Beautiful Country: A Memoir

Beautiful Country puts readers in the shoes of an undocumented child living in poverty in the richest country in the world.

I loved that description. It is perfect for this beautifully written memoir.

The Chinese word for America, Mei Guo, translates to “beautiful country”. And when seven-year-old Qian arrives in New York in 1994, coming with her mother to reunite with her father who has been here for 2 years already, she is almost paralyzed with fear.

In China her parents were Professors. In America, they are illegal and must work at menial labor jobs that barely pay the rent much less food or clothes. Her Ma Ma constantly reminds her to stay hidden.

Looked down on and shunned by the kids at school and the teachers, her only savior is the library. This is where she learns everything. Her treasures are found on the filthy streets, tossed out by other poor people. She is constantly afraid, hungry and dirty.

Her parents are always fighting. Ma Ma is tired of sweatshops and wants to go home but Ba Ba is determined to stay. When her mother enrolls in school to get a degree, her father is even angrier. And when a health emergency arrives, they are sure they will be deported.

I was amazed at how the author told her childhood story. It was raw and gritty and not at all nice. But through it all you can just see this little girl was not giving an inch! She belonged here and she made her own opportunities.

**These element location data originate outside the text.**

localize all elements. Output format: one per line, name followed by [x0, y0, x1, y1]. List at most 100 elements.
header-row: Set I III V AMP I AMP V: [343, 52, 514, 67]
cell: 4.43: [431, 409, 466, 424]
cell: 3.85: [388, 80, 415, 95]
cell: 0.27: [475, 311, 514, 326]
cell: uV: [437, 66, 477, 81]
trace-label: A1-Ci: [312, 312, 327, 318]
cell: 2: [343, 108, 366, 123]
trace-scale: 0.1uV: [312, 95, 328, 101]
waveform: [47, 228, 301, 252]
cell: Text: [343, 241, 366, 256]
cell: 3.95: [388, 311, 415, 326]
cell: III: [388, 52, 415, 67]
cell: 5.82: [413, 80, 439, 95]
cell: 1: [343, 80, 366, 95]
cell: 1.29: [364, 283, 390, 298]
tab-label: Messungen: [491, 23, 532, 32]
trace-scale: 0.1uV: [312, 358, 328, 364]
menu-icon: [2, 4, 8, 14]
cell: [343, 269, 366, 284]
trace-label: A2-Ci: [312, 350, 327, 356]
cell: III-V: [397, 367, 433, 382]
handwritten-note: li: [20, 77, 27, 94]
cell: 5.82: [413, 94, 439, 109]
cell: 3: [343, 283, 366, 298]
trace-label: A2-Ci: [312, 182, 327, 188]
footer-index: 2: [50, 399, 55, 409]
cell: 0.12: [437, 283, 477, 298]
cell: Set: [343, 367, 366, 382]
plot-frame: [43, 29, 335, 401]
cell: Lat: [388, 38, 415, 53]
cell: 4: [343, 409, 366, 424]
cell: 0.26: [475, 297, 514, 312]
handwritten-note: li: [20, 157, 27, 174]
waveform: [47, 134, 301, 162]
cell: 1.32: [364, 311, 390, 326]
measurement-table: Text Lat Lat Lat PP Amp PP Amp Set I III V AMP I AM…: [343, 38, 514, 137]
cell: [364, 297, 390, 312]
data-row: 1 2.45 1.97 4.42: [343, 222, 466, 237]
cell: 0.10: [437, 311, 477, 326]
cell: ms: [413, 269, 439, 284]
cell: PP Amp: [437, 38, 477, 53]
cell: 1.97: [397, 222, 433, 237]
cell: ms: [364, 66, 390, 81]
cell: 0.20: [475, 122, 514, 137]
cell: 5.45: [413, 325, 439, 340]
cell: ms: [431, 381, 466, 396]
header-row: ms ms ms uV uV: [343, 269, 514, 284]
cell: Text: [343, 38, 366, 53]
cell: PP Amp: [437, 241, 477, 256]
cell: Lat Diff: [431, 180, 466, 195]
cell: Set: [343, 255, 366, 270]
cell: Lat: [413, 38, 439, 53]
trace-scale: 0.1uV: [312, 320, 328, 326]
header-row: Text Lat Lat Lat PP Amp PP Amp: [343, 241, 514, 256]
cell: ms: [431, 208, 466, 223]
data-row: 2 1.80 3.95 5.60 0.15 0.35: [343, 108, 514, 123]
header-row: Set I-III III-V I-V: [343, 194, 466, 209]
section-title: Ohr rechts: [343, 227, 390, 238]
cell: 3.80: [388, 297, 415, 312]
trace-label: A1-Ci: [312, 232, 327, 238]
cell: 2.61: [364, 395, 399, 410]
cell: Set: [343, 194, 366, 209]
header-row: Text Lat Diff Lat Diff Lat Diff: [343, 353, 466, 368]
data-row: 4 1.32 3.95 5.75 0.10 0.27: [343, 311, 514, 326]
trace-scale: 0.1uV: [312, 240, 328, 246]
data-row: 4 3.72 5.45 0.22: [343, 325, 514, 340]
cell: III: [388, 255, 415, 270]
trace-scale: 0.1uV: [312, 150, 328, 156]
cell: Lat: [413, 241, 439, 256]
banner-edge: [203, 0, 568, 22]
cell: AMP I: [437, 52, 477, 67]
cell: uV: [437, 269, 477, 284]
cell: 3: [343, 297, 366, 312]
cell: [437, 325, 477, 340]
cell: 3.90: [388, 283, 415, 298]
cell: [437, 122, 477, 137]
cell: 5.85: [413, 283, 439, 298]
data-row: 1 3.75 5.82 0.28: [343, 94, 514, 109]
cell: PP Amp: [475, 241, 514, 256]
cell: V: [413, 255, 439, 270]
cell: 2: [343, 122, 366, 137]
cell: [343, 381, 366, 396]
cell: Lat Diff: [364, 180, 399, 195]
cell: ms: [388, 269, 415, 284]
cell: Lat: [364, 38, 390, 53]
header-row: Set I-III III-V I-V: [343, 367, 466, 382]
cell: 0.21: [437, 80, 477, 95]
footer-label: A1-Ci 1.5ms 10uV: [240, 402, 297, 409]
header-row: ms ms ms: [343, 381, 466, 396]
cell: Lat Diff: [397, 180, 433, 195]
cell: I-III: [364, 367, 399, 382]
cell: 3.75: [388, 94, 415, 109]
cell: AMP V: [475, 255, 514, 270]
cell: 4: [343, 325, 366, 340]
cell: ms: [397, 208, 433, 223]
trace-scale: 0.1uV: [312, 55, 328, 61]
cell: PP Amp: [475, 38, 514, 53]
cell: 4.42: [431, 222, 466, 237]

It broke my heart hearing the way they were treated. Highly educated people being looked down on and judged because they wanted a life without fear of reprisals from a corrupt government and yet when they got to this land of opportunity, the opportunity is available to those born here. It made me uncomfortable and embarrassed and I think we all need to read this and take a hard look at how we treat immigrants.

I hope we hear more of her story. Very Well Done!